John Rose john.r.rose at oracle.com
Tue Jul 19 02:24:38 UTC 2016


Thanks, Andrew, for a good summary of the practicalities behind
access overrides.

On Jul 18, 2016, at 2:34 AM, Andrew Haley <aph at redhat.com> wrote:
> 
> The wider the access, the more scope for complex interfaces.
> 
> Also, making a method or field globally accessible may mean that the
> author of the code can no longer guarantee its correctness.
> 
> … we can reduce risk and the size of attack surfaces

I especially agree with these parts, from bitter experience.  When you
widen an interface, you add attack surface.  If you widen an interface
with clear documentation and buy-in from the author of the interface,
and can add both negative and positive tests for the new API surface,
then you can sleep at night.  Meanwhile, the best attack surfaces are
implicitly defined (e.g., privates which aren't really private after all)
and are activated by remote control (e.g., setA), without the buy-in
of the library author.

I'm not saying this to condemn frameworks which perform polymorphic,
pattern-driven access overrides, but to explain their special risks.  And
I think in the future we will have a much more explicit and robust set
of rules for opt-in and opt-out into such frameworks, including optioning
which is delegated to third parties, yet is still limited to a small subset
of what is available to root privileges (aka. setA).

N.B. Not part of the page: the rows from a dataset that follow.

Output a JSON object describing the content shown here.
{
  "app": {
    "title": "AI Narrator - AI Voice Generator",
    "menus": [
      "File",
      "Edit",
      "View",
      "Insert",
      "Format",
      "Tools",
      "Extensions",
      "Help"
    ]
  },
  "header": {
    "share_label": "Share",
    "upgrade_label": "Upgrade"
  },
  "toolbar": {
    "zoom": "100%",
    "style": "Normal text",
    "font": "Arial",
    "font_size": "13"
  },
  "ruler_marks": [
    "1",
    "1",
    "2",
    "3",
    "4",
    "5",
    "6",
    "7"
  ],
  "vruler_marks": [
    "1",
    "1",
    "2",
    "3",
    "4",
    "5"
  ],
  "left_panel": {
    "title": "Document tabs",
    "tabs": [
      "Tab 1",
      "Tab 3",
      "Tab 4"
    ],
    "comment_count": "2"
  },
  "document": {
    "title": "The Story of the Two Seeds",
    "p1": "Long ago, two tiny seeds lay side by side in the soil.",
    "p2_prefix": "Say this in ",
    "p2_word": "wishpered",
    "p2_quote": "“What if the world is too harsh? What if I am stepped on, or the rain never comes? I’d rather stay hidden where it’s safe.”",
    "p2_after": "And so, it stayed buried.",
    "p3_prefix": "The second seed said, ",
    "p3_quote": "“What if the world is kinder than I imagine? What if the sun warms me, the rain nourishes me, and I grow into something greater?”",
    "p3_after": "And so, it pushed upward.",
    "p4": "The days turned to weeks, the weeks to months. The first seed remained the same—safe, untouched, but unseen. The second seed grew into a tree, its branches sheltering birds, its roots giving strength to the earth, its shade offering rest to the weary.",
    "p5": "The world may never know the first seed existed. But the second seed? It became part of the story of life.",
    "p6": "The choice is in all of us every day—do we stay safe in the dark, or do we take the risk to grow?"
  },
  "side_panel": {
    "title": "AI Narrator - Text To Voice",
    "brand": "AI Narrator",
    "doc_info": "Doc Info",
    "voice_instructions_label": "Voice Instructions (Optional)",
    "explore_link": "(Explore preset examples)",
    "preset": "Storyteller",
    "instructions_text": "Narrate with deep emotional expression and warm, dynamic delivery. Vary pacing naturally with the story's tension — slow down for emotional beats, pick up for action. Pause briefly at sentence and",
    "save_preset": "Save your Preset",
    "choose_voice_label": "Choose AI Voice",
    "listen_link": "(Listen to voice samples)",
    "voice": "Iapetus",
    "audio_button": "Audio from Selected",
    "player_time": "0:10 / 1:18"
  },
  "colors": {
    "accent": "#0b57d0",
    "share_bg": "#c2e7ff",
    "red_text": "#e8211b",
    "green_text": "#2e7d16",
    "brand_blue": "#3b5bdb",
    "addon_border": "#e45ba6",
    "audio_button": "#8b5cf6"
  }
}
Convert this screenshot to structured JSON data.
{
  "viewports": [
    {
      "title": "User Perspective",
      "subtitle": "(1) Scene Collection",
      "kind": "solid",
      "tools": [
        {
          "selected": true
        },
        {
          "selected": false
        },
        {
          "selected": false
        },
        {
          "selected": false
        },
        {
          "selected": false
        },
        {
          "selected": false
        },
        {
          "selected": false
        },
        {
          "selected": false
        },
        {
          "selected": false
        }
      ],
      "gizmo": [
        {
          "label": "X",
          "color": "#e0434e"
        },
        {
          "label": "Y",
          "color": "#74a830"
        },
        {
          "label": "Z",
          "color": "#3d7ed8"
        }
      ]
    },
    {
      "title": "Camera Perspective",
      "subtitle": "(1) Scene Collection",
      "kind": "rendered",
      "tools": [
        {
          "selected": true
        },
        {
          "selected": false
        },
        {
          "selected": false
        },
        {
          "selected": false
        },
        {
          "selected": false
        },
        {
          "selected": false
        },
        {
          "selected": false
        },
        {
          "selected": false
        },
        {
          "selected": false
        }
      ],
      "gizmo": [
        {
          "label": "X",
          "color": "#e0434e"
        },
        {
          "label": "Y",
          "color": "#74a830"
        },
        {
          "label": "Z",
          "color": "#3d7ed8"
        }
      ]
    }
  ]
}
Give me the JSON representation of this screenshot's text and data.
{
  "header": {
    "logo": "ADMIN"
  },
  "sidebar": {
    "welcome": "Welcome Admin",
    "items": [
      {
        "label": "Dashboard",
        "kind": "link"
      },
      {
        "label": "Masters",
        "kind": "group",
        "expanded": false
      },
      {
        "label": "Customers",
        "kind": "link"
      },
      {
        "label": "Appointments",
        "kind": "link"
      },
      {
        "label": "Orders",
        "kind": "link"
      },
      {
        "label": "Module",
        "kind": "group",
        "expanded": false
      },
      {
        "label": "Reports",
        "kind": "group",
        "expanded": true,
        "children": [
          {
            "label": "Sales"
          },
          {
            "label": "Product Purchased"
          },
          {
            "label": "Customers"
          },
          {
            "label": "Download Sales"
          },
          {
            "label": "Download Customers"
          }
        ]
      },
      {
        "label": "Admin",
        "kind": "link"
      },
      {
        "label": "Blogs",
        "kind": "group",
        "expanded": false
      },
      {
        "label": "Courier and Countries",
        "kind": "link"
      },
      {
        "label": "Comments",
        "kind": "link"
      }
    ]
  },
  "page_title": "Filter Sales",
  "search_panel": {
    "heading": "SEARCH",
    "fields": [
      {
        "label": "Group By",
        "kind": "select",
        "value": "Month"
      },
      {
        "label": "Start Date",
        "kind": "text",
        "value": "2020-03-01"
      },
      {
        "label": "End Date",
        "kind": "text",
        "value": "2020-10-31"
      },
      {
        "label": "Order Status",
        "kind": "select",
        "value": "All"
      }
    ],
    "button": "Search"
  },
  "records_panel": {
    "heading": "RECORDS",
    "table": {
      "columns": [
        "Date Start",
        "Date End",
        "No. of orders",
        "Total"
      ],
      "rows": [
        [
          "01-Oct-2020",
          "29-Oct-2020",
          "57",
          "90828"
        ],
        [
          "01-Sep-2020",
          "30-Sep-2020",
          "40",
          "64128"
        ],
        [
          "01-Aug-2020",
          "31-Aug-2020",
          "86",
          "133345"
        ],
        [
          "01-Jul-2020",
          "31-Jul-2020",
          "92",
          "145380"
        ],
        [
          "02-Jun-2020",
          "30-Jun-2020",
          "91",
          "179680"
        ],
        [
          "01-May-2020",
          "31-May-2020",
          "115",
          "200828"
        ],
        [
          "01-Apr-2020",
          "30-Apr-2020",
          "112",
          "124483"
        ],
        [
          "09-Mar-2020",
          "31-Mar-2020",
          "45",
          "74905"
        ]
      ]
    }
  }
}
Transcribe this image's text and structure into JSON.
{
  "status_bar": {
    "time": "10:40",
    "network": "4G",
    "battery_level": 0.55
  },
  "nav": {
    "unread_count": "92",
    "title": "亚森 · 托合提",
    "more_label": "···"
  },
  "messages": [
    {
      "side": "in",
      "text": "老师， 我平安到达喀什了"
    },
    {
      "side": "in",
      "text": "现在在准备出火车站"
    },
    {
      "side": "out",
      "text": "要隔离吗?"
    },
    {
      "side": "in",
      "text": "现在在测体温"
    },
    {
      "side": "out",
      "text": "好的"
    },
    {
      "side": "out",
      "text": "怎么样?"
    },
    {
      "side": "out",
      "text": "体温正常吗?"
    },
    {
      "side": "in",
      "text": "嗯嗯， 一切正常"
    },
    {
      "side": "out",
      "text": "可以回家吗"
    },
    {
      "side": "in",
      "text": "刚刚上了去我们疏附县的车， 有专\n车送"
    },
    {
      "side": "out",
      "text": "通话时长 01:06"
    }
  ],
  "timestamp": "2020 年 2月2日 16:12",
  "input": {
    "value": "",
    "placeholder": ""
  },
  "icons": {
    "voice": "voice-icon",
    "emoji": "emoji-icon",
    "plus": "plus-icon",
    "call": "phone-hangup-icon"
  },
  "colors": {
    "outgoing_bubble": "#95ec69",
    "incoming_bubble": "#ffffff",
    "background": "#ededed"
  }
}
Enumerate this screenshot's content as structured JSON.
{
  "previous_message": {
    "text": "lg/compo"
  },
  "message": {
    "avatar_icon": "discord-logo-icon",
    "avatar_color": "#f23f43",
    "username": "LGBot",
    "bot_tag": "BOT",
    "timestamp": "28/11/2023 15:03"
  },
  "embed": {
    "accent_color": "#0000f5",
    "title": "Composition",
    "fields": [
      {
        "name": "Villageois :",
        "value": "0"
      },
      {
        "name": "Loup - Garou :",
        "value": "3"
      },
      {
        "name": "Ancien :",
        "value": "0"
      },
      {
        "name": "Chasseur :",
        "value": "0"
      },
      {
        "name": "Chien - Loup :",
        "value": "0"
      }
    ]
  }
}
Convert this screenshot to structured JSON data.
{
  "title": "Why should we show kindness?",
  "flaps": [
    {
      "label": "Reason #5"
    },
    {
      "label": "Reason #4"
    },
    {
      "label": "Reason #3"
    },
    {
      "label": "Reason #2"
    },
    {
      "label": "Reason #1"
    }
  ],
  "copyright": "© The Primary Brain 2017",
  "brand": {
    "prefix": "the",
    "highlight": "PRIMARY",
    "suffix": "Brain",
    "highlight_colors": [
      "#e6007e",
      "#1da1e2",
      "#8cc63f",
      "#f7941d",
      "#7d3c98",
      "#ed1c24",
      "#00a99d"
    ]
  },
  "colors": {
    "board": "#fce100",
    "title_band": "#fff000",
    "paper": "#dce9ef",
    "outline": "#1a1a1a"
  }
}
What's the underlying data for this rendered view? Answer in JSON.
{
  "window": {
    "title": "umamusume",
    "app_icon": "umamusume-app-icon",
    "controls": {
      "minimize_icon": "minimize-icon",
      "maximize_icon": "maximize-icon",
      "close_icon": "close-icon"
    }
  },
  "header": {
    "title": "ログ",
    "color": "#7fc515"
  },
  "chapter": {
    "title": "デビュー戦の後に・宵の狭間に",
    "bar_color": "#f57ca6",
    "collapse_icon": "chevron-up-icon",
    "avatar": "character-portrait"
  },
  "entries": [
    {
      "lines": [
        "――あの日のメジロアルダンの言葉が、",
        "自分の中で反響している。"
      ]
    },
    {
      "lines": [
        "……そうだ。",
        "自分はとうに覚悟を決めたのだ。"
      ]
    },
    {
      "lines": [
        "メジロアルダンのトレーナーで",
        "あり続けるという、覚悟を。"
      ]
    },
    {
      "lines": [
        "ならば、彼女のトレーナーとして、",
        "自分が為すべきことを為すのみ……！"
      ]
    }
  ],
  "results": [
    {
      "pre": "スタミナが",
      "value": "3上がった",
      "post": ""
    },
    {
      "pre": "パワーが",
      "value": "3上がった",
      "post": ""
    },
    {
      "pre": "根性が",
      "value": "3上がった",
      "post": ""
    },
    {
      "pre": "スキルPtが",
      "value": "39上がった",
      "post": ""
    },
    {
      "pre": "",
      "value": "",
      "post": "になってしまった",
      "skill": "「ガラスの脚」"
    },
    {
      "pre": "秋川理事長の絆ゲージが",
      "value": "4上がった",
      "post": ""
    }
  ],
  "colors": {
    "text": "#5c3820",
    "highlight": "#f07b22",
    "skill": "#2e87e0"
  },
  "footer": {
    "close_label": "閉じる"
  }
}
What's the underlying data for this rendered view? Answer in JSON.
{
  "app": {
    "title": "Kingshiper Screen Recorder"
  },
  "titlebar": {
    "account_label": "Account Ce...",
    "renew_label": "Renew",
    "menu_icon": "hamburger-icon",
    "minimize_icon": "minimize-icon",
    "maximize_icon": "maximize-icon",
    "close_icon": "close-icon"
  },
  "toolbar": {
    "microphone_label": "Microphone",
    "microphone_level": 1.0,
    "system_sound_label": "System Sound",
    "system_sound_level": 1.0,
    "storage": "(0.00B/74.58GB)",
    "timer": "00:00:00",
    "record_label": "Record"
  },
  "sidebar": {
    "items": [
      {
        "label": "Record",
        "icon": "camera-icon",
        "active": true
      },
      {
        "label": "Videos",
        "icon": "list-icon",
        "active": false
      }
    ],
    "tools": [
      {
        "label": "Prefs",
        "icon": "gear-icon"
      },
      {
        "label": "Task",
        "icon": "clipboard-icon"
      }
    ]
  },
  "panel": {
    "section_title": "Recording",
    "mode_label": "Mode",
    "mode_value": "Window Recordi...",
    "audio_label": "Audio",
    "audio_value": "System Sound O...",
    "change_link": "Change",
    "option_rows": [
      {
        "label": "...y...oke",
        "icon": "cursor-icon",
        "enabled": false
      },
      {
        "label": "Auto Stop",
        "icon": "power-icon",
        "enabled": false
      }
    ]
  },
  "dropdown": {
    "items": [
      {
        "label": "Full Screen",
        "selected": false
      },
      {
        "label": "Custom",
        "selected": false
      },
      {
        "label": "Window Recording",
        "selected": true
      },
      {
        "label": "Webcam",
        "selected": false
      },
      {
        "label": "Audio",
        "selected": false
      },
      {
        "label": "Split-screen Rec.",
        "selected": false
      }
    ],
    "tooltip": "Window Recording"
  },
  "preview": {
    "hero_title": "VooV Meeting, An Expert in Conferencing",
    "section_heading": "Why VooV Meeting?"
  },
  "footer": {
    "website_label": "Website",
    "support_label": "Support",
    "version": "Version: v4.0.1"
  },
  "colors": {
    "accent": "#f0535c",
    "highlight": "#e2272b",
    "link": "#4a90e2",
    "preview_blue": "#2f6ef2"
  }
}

Finally, as JIT guy, I'd like to note that one way to crisply evaluate
the "weight" of an API surface given away by some "fancy feature"
(ubiquitous override-ables, dynamic loading, monitor-per-object, AOP,
access overrides, …) is to see how many optimizations it makes difficult
or impossible.  Yes, Java is wonderfully plastic, and yes, we need to
supply hardening transformations so the plastic can be made durable.